Pending surprises, I’m pretty much all in on Alan Lee’s Mack August detective series now. And for some of you, that will be a sign of reprobation in me. Because these novels have Christian themes, but they are morally complex and there’s a limited amount of full-blown profanity and obscenity. I don’t think I’d have the nerve to write books like these. But I’m enjoying and appreciating them.

Mackenzie August is a private eye in Roanoke, Virginia. He’s a former cop and underground cage fighter, also a former youth pastor and English teacher. He goes to church and reads the Bible, but is a work in progress, wrestling with how to be a Christian.

In August Origins, the county sheriff comes to Mack’s office, along with a local policeman, to request his help. A new drug boss has moved into town, and the street gangs have adopted a practice imported from California – each new member must “make his bones” by killing an innocent teenaged girl. Three have died so far. They want Mack to go to work temporarily as a high school teacher, to try to figure out who’s running the gangs.

Mack is always up for a challenge. He likes teaching and is good at it. He cares about the kids and tries to help them. But he observes some hinky stuff going on – and then the word spreads among the student population that Mr. August is a nark. His life and those of some of his students will depend on his identifying the drug bosses, and putting a stop to them.

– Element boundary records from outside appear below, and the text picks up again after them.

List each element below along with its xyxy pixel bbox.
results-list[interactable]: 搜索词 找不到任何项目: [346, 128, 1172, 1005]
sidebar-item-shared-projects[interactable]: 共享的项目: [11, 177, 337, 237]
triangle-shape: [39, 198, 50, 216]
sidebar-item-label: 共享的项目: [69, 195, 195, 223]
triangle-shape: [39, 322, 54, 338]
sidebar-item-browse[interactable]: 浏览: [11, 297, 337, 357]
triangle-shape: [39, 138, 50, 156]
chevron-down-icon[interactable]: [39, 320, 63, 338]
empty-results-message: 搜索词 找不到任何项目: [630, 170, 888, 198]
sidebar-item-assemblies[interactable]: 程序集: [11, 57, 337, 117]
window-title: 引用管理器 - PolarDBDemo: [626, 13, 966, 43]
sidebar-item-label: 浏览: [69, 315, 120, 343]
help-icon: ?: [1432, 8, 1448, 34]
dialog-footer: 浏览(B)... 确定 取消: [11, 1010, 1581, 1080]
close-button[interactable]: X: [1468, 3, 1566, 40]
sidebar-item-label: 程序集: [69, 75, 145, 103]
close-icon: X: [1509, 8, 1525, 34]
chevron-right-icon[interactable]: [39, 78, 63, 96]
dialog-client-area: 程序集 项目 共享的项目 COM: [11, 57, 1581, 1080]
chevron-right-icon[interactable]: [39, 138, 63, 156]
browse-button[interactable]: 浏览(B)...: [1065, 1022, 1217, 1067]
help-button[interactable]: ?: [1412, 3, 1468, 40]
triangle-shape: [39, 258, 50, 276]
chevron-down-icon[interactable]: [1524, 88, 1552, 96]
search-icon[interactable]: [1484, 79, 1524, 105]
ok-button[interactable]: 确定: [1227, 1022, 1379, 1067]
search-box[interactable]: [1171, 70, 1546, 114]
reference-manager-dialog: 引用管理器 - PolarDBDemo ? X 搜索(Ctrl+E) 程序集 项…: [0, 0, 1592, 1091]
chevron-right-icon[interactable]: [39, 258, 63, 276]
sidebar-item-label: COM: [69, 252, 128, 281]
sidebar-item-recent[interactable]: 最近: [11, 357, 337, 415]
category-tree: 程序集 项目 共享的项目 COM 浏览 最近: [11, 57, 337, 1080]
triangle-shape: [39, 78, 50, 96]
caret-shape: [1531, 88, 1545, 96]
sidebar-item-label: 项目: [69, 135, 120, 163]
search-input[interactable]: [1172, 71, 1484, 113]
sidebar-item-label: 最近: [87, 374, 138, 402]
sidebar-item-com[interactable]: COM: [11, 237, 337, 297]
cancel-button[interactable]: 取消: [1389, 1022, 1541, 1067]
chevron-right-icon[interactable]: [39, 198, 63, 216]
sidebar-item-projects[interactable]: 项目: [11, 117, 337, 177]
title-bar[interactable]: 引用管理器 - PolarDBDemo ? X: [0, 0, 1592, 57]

Also he meets a girl who fascinates him – Veronica “Ronnie” Summers, local lawyer and part-time bartender. She’s all he’s ever wanted, but if he wants to be with her, he’ll have to make a moral compromise he’s not willing to make.

There are some shocking elements in August Origins, and the resolution is not very neat at all. But the effect is more realistic than what you’ll generally find in Christian fiction, and that particular story line is not finished yet.

Not for the squeamish, or those offended by profanity. But I rate August Origins very highly.